La₂Br₂H_n: a hydrogenated two-dimensional electride material

Electrides are materials with electrons localized on interstitial sites in the crystal lattice. Some materials exhibit this behaviour at high pressure when it becomes energetically more favourable for some electrons to occupy states localized in the voids between atoms rather than atomic orbitals.

LaBr, a layered magnetic material that is weakly bound by van der Waals interactions, is an ambient pressure electride¹ and, using first-principles electronic structure calculations, we show that monolayer LaBr is potentially exfoliable, stable, retains the magnetic ordering of bulk LaBr and could also be an electride at ambient pressure.
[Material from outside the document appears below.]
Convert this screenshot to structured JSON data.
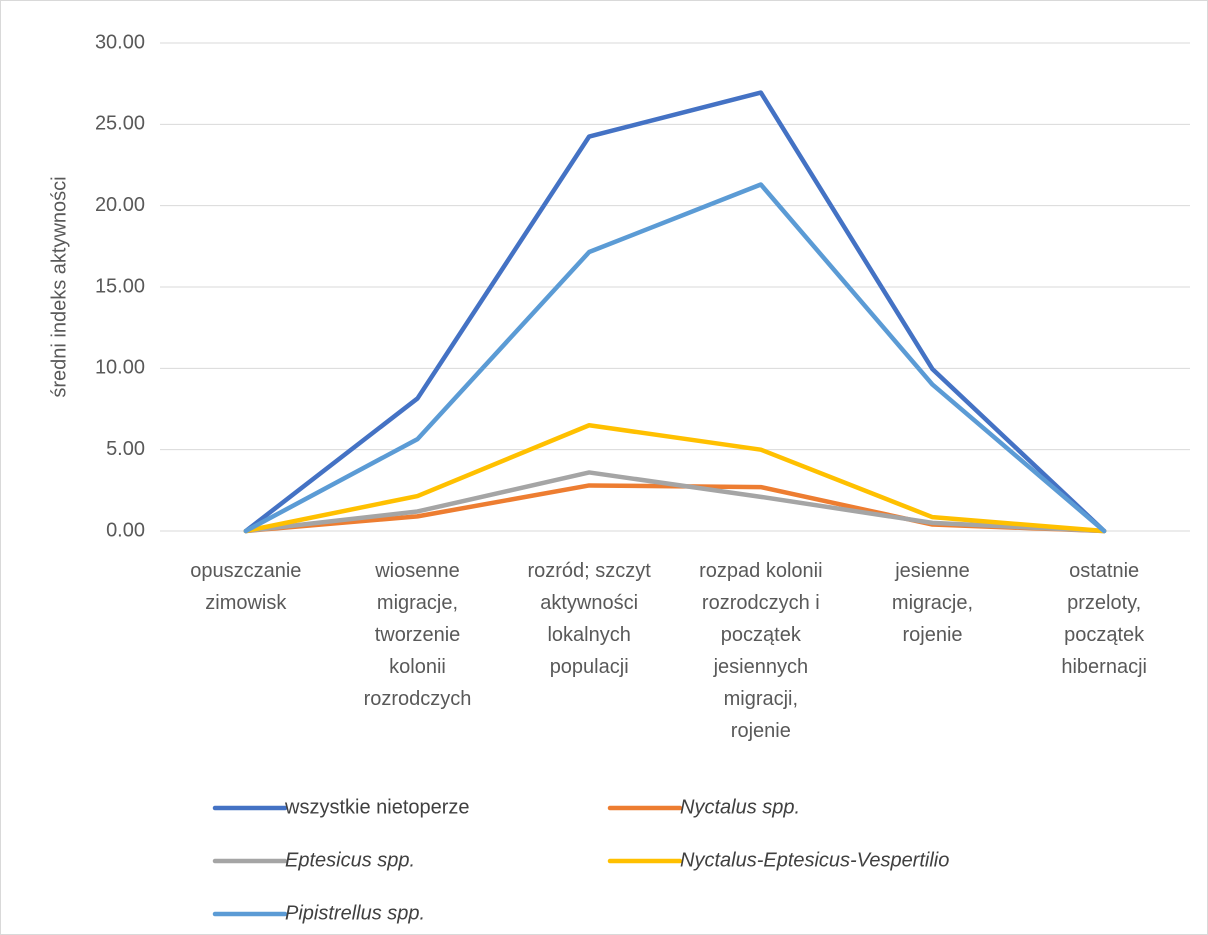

Furthermore, in monolayer LaBr, we show that the two interstitial sites occupied by electrons have a strong tendency to bind with, e.g., hydrogen and we propose several new structures with composition of La, H and Br. We have calculated the composition phase diagram of LaBr with hydrogen, finding LaBr to be a potential promising candidate material for high-density hydrogen storage, and monolayer La₂HBr₂ to be a potential promising candidate 2D multiferroic material.

1. M. Hirayama, S. Matsuishi, H. Hosono and S. Murakami, “Electrides as a New Platform to Topological Materials”, Phys. Rev. X, 8, 031067 (2018)